Otro caso de curas


Ojalá que esa comunidad no olvide que el cura es nada más un huésped; no un capataz.

De nuevo he recibido mensajes de lectores del departamento de Sololá y sin ánimo de convertir este espacio en centro de quejas de los wachalales, comento lo siguiente, no si antes aclarar que cuando recibo esta clase de información, la confronto con otras fuentes. El tema que comparto hoy, lo escuché el año pasado y ahora que se acerca la fiesta de San Juan vuelve a ocurrir lo mismo.

Sucede que el cura del lugar, en esta ocasión guatemalteco y para más señas de origen kaqchikel, se le ha ocurrido prohibir que frente al atrio de la iglesia, se presente el “baile de la conquista” porque considera que los ritos que lo anteceden son actos idólatras.

Personalmente no defiendo la presentación de ese baile porque me parece un acto de masoquismo, aún y cuando se interprete como una representación de la derrota del líder político, del líder militar, pero no del héroe cultural.

Algunas comunidades sin embargo, le dan otra lectura y les sirve como medio para rescatar otros rituales.

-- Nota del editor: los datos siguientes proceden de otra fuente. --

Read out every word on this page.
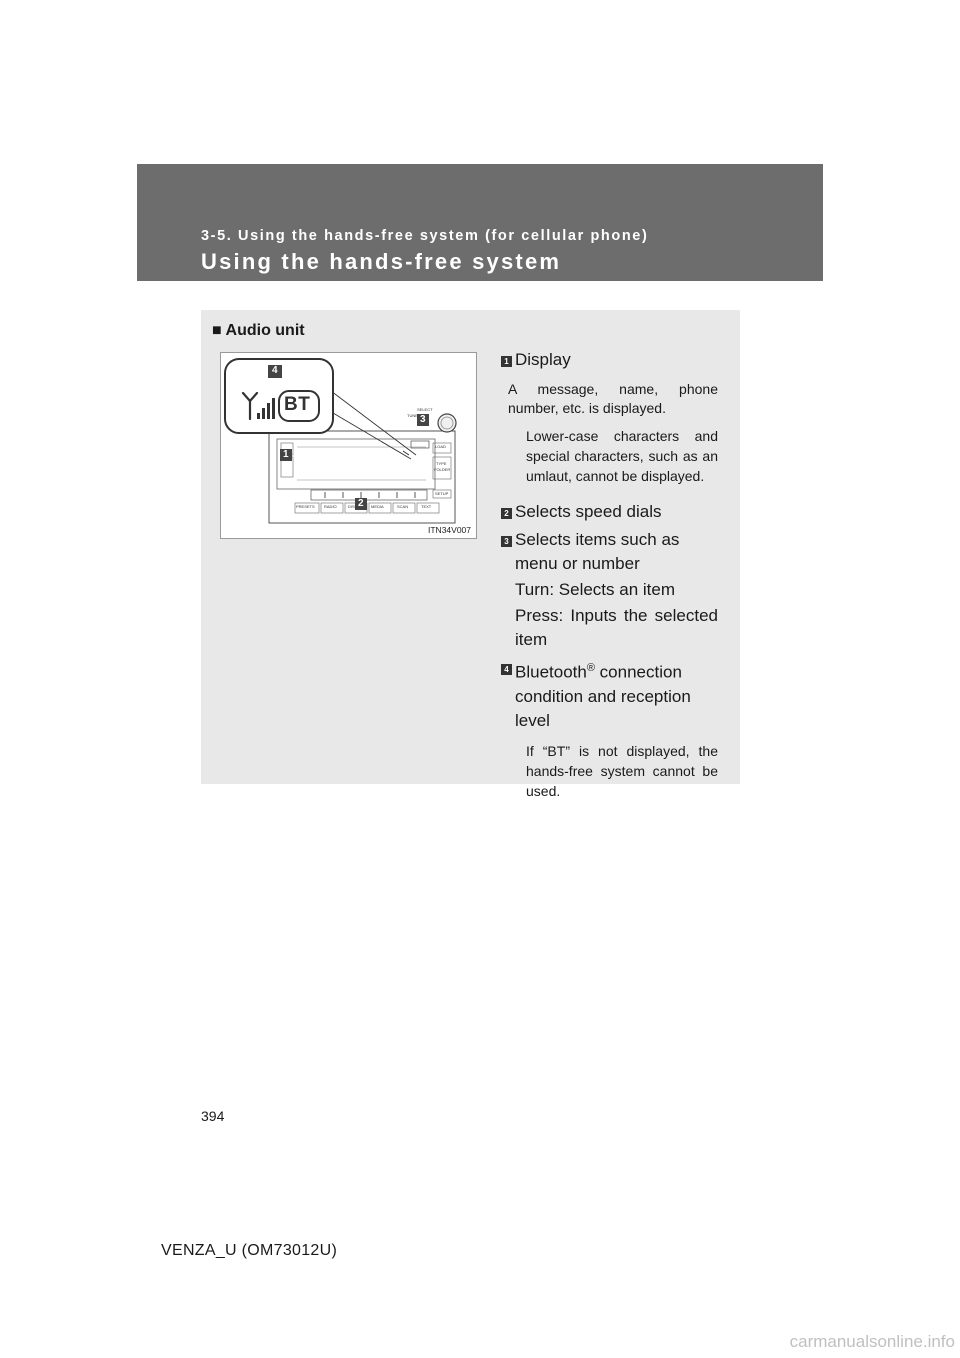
3-5. Using the hands-free system (for cellular phone)
Using the hands-free system
■ Audio unit
4
3
1
2
BT
PRESETS RADIO	DISC	MEDIA	SCAN	TEXT
LOAD
TYPE
FOLDER
SETUP
SELECT
TUNE
ITN34V007
1 Display
A message, name, phone number, etc. is displayed.
Lower-case characters and special characters, such as an umlaut, cannot be displayed.
2 Selects speed dials
3 Selects items such as menu or number
Turn: Selects an item
Press: Inputs the selected item
4 Bluetooth® connection condition and reception level
If “BT” is not displayed, the hands-free system cannot be used.
394
VENZA_U (OM73012U)
carmanualsonline.info
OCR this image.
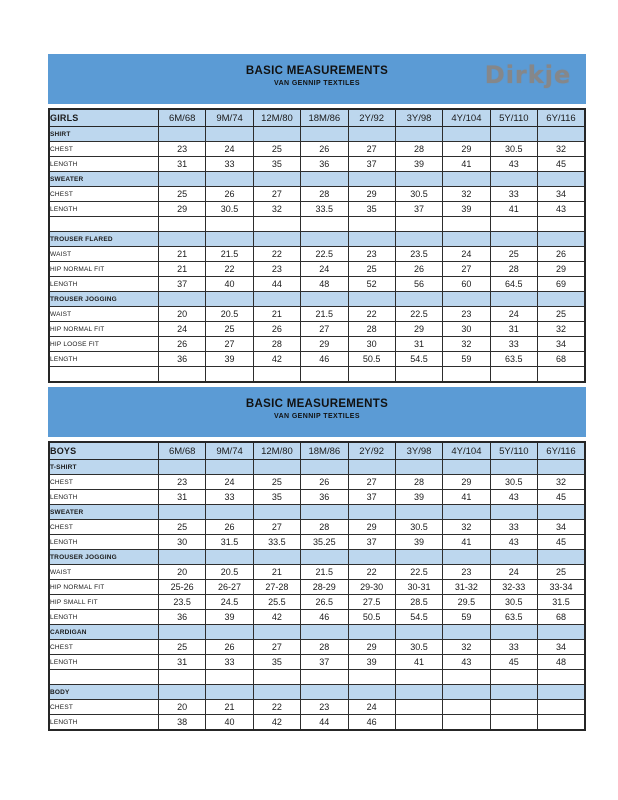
BASIC MEASUREMENTS
VAN GENNIP TEXTILES	Dirkje
GIRLS	6M/68	9M/74	12M/80	18M/86	2Y/92	3Y/98	4Y/104	5Y/110	6Y/116
SHIRT									
CHEST	23	24	25	26	27	28	29	30.5	32
LENGTH	31	33	35	36	37	39	41	43	45
SWEATER									
CHEST	25	26	27	28	29	30.5	32	33	34
LENGTH	29	30.5	32	33.5	35	37	39	41	43

TROUSER FLARED									
WAIST	21	21.5	22	22.5	23	23.5	24	25	26
HIP NORMAL FIT	21	22	23	24	25	26	27	28	29
LENGTH	37	40	44	48	52	56	60	64.5	69
TROUSER JOGGING									
WAIST	20	20.5	21	21.5	22	22.5	23	24	25
HIP NORMAL FIT	24	25	26	27	28	29	30	31	32
HIP LOOSE FIT	26	27	28	29	30	31	32	33	34
LENGTH	36	39	42	46	50.5	54.5	59	63.5	68

BASIC MEASUREMENTS
VAN GENNIP TEXTILES
BOYS	6M/68	9M/74	12M/80	18M/86	2Y/92	3Y/98	4Y/104	5Y/110	6Y/116
T-SHIRT									
CHEST	23	24	25	26	27	28	29	30.5	32
LENGTH	31	33	35	36	37	39	41	43	45
SWEATER									
CHEST	25	26	27	28	29	30.5	32	33	34
LENGTH	30	31.5	33.5	35.25	37	39	41	43	45
TROUSER JOGGING									
WAIST	20	20.5	21	21.5	22	22.5	23	24	25
HIP NORMAL FIT	25-26	26-27	27-28	28-29	29-30	30-31	31-32	32-33	33-34
HIP SMALL FIT	23.5	24.5	25.5	26.5	27.5	28.5	29.5	30.5	31.5
LENGTH	36	39	42	46	50.5	54.5	59	63.5	68
CARDIGAN									
CHEST	25	26	27	28	29	30.5	32	33	34
LENGTH	31	33	35	37	39	41	43	45	48

BODY									
CHEST	20	21	22	23	24				
LENGTH	38	40	42	44	46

Aquí debe recordarse que quien escribió esa danza fue otro cura, con la intención de sustituir otras de origen prehispánico.

La oposición de este cura kaqchikel no deviene precisamente porque no le gusta lo que uno de sus antecesores religiosos escribió, sino porque a su parecer, las ceremonias que preceden al baile son actos de brujería, como si lo mismo no pudiera decirse de los que dicen convertir el agua en vino.

El año pasado, la comunidad tuvo dificultad para efectuar esas ceremonias y ahora tratando de llegar a un acuerdo, se convocó al cura y a sus socios para limar asperezas; pero como el cura se siente dueño del pueblo, siempre dice no y le está dando largas al asunto.

Eso sí, no se opone a que los juegos mecánicos se instalen en el atrio de la iglesia y quien sabe si no a cambio de algún porcentaje.

Y es que aquí hay otro problema, muchos católicos de aquel lugar piensan que cuestionar al cura o desobedecerlo, es un pecado y el cura por supuesto, se aprovecha de esta falsa creencia.

Pero “gracias a Dios”, como dice uno de los mensajes que he recibido, “es más la gente que ya está despierta y ya no están dispuestos a seguir agachando la cabeza”.

Así que quiera el cura o no, según me han dicho, el baile y los rituales que lo anteceden, se van desarrollar. Así que de nuevo, tenemos otro caso de curas de Sololá que por prepotencia, ignorancia o fanatismo arremeten en contra de las costumbres de una feligresía que ingenuamente los sigue.

Ojalá que la comunidad no se deje y los habitantes de ese municipio no olviden que el cura es nada más un huésped; no un capataz religioso.

WACHALAL: chiyaka’ ba iwib, man kaya’ ta iwib chi kiwach parib kibinaj kib k’amal taq be. E are xaq e ula’, man etaqanel taj.